In 1969, a dispute arose between the municipalities of Bellville and Durbanville, as to under whose jurisdiction Kenridge fell. In January 1971, it was decided that Kenridge fell under Bellville and the area closer to Durbanville under their jurisdiction. The Durbanville area was then called Kenridge Heights.

Schools

Only one school is in the area namely Kenridge Primary. An old farm cowshed was not yet demolished in 1954. In January 1955, the school started in the cowshed.

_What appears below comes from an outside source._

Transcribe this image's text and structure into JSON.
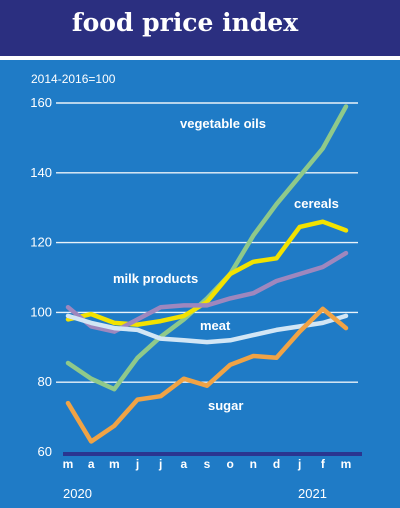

It was called "old Barn". The school was official opened by P Swiegelaar on 20 September 1956. Head Masters through the years were: (1955-1957) P. Marsford, (1957-1971)F.Swiegelaar, (1971- 1972) L. Hoorn, (1972- 1989) G. F. van Wyk,(1989- 1993) M. Lötter, (1993- 2010) G.V. Albrecht and from 2010 S. Smith. Jacobus Johannes (Koos) de Villiers owner of the farm Morgenster Durbanville hills and husband of endurance horse rider Gillese Hayward.
was one of the first pupils.

Surrounding suburbs

It is surrounded by fellow Bellville suburbs, Eversdal and Door-de-Kraal. As it is on the border of Bellville, it has a Durbanville neighbouring suburb called Durbanville Hills and Kenridge Heights.

Notable residents

Amore Bekker Radio presenter at Radio Sonder Grense (RSG)
Dane Piedt  Off-breaker bowler for South Africa national cricket team (Proteas)
Stiaan van Zyl Al-rounder for South Africa national cricket team (Proteas)
Jean-Luc du Plessis(son of Carel du Plessis)  fly-half for the rugby team Stormers

Climate

It rains primarily in the winter, with average rainfall of 465mm per year. It seldom gets colder than 7 °C and its average temperature in the months of November to February is 26 °C to 27 °C.